Professor Naz Modirzadeh
Professor of Practice, Harvard Law School
Naz K. Modirzadeh is a Professor of Practice at Harvard Law School and the Founding Director of the HLS Program on International Law and Armed Conflict (PILAC).
At HLS, Modirzadeh writes and teaches primarily in the field of public international law, with a focus on non-use of force, armed conflict, and counterterrorism issues. She teaches doctrinal courses on public international law and the laws of war. Her seminars and reading groups span such topics as the United Nations Security Council, international lawyering, Global South statecraft, and international counterterrorism law. She is a recipient of the Francis Lieber Prize of the American Society of International Law’s Lieber Society on the Law of Armed Conflict.

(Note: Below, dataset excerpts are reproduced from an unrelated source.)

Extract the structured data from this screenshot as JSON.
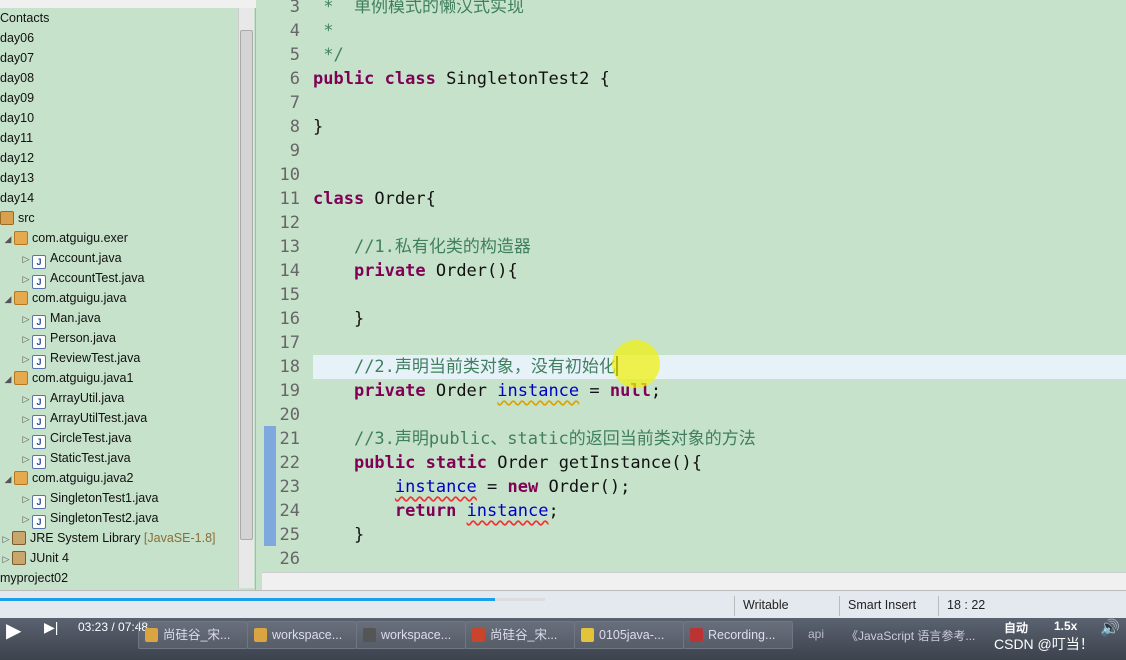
{
  "sidebar": {
    "items": [
      {
        "label": "Contacts",
        "depth": 0,
        "icon": "none",
        "twisty": ""
      },
      {
        "label": "day06",
        "depth": 0,
        "icon": "none",
        "twisty": ""
      },
      {
        "label": "day07",
        "depth": 0,
        "icon": "none",
        "twisty": ""
      },
      {
        "label": "day08",
        "depth": 0,
        "icon": "none",
        "twisty": ""
      },
      {
        "label": "day09",
        "depth": 0,
        "icon": "none",
        "twisty": ""
      },
      {
        "label": "day10",
        "depth": 0,
        "icon": "none",
        "twisty": ""
      },
      {
        "label": "day11",
        "depth": 0,
        "icon": "none",
        "twisty": ""
      },
      {
        "label": "day12",
        "depth": 0,
        "icon": "none",
        "twisty": ""
      },
      {
        "label": "day13",
        "depth": 0,
        "icon": "none",
        "twisty": ""
      },
      {
        "label": "day14",
        "depth": 0,
        "icon": "none",
        "twisty": ""
      },
      {
        "label": "src",
        "depth": 0,
        "icon": "src",
        "twisty": ""
      },
      {
        "label": "com.atguigu.exer",
        "depth": 1,
        "icon": "pkg",
        "twisty": "◢"
      },
      {
        "label": "Account.java",
        "depth": 2,
        "icon": "java",
        "twisty": "▷"
      },
      {
        "label": "AccountTest.java",
        "depth": 2,
        "icon": "java",
        "twisty": "▷"
      },
      {
        "label": "com.atguigu.java",
        "depth": 1,
        "icon": "pkg",
        "twisty": "◢"
      },
      {
        "label": "Man.java",
        "depth": 2,
        "icon": "java",
        "twisty": "▷"
      },
      {
        "label": "Person.java",
        "depth": 2,
        "icon": "java",
        "twisty": "▷"
      },
      {
        "label": "ReviewTest.java",
        "depth": 2,
        "icon": "java",
        "twisty": "▷"
      },
      {
        "label": "com.atguigu.java1",
        "depth": 1,
        "icon": "pkg",
        "twisty": "◢"
      },
      {
        "label": "ArrayUtil.java",
        "depth": 2,
        "icon": "java",
        "twisty": "▷"
      },
      {
        "label": "ArrayUtilTest.java",
        "depth": 2,
        "icon": "java",
        "twisty": "▷"
      },
      {
        "label": "CircleTest.java",
        "depth": 2,
        "icon": "java",
        "twisty": "▷"
      },
      {
        "label": "StaticTest.java",
        "depth": 2,
        "icon": "java",
        "twisty": "▷"
      },
      {
        "label": "com.atguigu.java2",
        "depth": 1,
        "icon": "pkg",
        "twisty": "◢"
      },
      {
        "label": "SingletonTest1.java",
        "depth": 2,
        "icon": "java",
        "twisty": "▷"
      },
      {
        "label": "SingletonTest2.java",
        "depth": 2,
        "icon": "java",
        "twisty": "▷"
      },
      {
        "label": "JRE System Library",
        "suffix": "[JavaSE-1.8]",
        "depth": 0,
        "icon": "lib",
        "twisty": "▷"
      },
      {
        "label": "JUnit 4",
        "depth": 0,
        "icon": "lib",
        "twisty": "▷"
      },
      {
        "label": "myproject02",
        "depth": 0,
        "icon": "none",
        "twisty": ""
      }
    ]
  },
  "editor": {
    "lines": [
      {
        "n": "3",
        "t": [
          {
            "s": " *  单例模式的懒汉式实现",
            "c": "cm"
          }
        ]
      },
      {
        "n": "4",
        "t": [
          {
            "s": " *",
            "c": "cm"
          }
        ]
      },
      {
        "n": "5",
        "t": [
          {
            "s": " */",
            "c": "cm"
          }
        ]
      },
      {
        "n": "6",
        "t": [
          {
            "s": "public",
            "c": "kw"
          },
          {
            "s": " "
          },
          {
            "s": "class",
            "c": "kw"
          },
          {
            "s": " SingletonTest2 {"
          }
        ]
      },
      {
        "n": "7",
        "t": []
      },
      {
        "n": "8",
        "t": [
          {
            "s": "}"
          }
        ]
      },
      {
        "n": "9",
        "t": []
      },
      {
        "n": "10",
        "t": []
      },
      {
        "n": "11",
        "t": [
          {
            "s": "class",
            "c": "kw"
          },
          {
            "s": " Order{"
          }
        ]
      },
      {
        "n": "12",
        "t": []
      },
      {
        "n": "13",
        "t": [
          {
            "s": "    "
          },
          {
            "s": "//1.私有化类的构造器",
            "c": "cm"
          }
        ]
      },
      {
        "n": "14",
        "t": [
          {
            "s": "    "
          },
          {
            "s": "private",
            "c": "kw"
          },
          {
            "s": " Order(){"
          }
        ]
      },
      {
        "n": "15",
        "t": []
      },
      {
        "n": "16",
        "t": [
          {
            "s": "    }"
          }
        ]
      },
      {
        "n": "17",
        "t": []
      },
      {
        "n": "18",
        "t": [
          {
            "s": "    "
          },
          {
            "s": "//2.声明当前类对象，没有初始化",
            "c": "cm"
          }
        ],
        "current": true
      },
      {
        "n": "19",
        "t": [
          {
            "s": "    "
          },
          {
            "s": "private",
            "c": "kw"
          },
          {
            "s": " Order "
          },
          {
            "s": "instance",
            "c": "fld warn"
          },
          {
            "s": " = "
          },
          {
            "s": "null",
            "c": "kw"
          },
          {
            "s": ";"
          }
        ]
      },
      {
        "n": "20",
        "t": []
      },
      {
        "n": "21",
        "t": [
          {
            "s": "    "
          },
          {
            "s": "//3.声明public、static的返回当前类对象的方法",
            "c": "cm"
          }
        ]
      },
      {
        "n": "22",
        "t": [
          {
            "s": "    "
          },
          {
            "s": "public",
            "c": "kw"
          },
          {
            "s": " "
          },
          {
            "s": "static",
            "c": "kw"
          },
          {
            "s": " Order getInstance(){"
          }
        ]
      },
      {
        "n": "23",
        "t": [
          {
            "s": "        "
          },
          {
            "s": "instance",
            "c": "fld err"
          },
          {
            "s": " = "
          },
          {
            "s": "new",
            "c": "kw"
          },
          {
            "s": " Order();"
          }
        ]
      },
      {
        "n": "24",
        "t": [
          {
            "s": "        "
          },
          {
            "s": "return",
            "c": "kw"
          },
          {
            "s": " "
          },
          {
            "s": "instance",
            "c": "fld err"
          },
          {
            "s": ";"
          }
        ]
      },
      {
        "n": "25",
        "t": [
          {
            "s": "    }"
          }
        ]
      },
      {
        "n": "26",
        "t": []
      }
    ]
  },
  "status": {
    "mode": "Writable",
    "insert": "Smart Insert",
    "position": "18 : 22"
  },
  "player": {
    "time": "03:23 / 07:48",
    "progress": 0.44,
    "speed": "1.5x",
    "auto": "自动"
  },
  "taskbar": {
    "items": [
      "尚硅谷_宋...",
      "workspace...",
      "workspace...",
      "尚硅谷_宋...",
      "0105java-...",
      "Recording..."
    ],
    "api": "api",
    "doc": "《JavaScript 语言参考...",
    "watermark": "CSDN @叮当！"
  }
}
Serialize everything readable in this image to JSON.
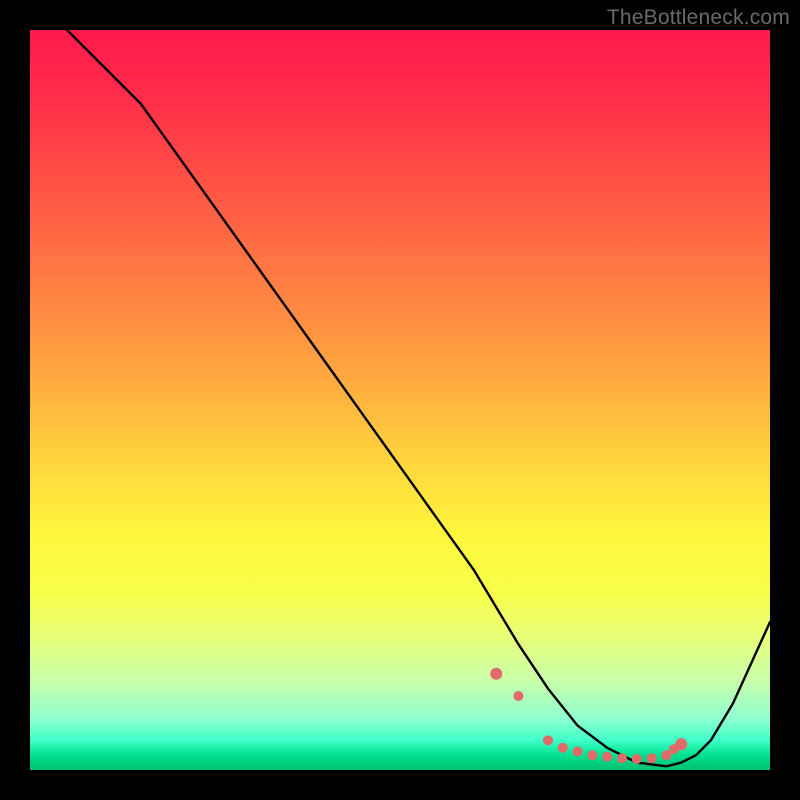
{
  "watermark": "TheBottleneck.com",
  "chart_data": {
    "type": "line",
    "title": "",
    "xlabel": "",
    "ylabel": "",
    "xlim": [
      0,
      100
    ],
    "ylim": [
      0,
      100
    ],
    "series": [
      {
        "name": "curve",
        "x": [
          5,
          10,
          15,
          20,
          25,
          30,
          35,
          40,
          45,
          50,
          55,
          60,
          63,
          66,
          70,
          74,
          78,
          82,
          86,
          88,
          90,
          92,
          95,
          100
        ],
        "values": [
          100,
          95,
          90,
          83,
          76,
          69,
          62,
          55,
          48,
          41,
          34,
          27,
          22,
          17,
          11,
          6,
          3,
          1,
          0.5,
          1,
          2,
          4,
          9,
          20
        ]
      }
    ],
    "markers": {
      "name": "valley-dots",
      "color": "#e26a6a",
      "x": [
        63,
        66,
        70,
        72,
        74,
        76,
        78,
        80,
        82,
        84,
        86,
        87,
        88
      ],
      "values": [
        13,
        10,
        4,
        3,
        2.5,
        2,
        1.8,
        1.6,
        1.5,
        1.6,
        2,
        2.8,
        3.5
      ]
    }
  }
}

As the head of PILAC, Modirzadeh is responsible for the Program and its cutting-edge initiatives. Established in 2014, PILAC is dedicated to producing and distributing knowledge on international law, peace, and war. The Program publishes independent analyses ranging from primers to extensive reports and evidentiary catalogs. Governments, U.N. actors, humanitarian bodies, armed forces, human-rights officials, think tanks, NGOs, and scholars routinely draw on PILAC’s evidence and analysis to help identify and address contemporary legal policy challenges. The Program also convenes briefing series and workshops that foster research-informed conversations among senior scholars, diplomats, legal advisers, and specialists.
Modirzadeh frequently briefs senior decision-makers and advises governments, U.N. bodies, international humanitarian organizations, and NGOs. She has briefed three of the United Nations’ principal organs: the Security Council, the General Assembly, and the Economic and Social Council.
Modirzadeh is on the Board of Trustees of the International Crisis Group and has served on a number of advisory boards for high-level U.N. and other initiatives. She is a non-resident Senior Fellow at the Lieber Institute for Law and Warfare at the U.S. Military Academy at West Point.
For the first decade of her career, Modirzadeh engaged in applied research and policy work with conflict actors, humanitarian organizations, and affected communities on the interpretation and implementation of international law in relation to situations of armed conflict and other humanitarian crises and emergencies, with a focus on Afghanistan, the Middle East, and North Africa. She has extensive experience leading trainings and facilitating discussions on international law and policy for diplomats as well as human-rights and humanitarian actors at headquarters and in conflict-affected areas.
Modirzadeh received her undergraduate degree from the University of California, Berkeley and her J.D. from Harvard Law School.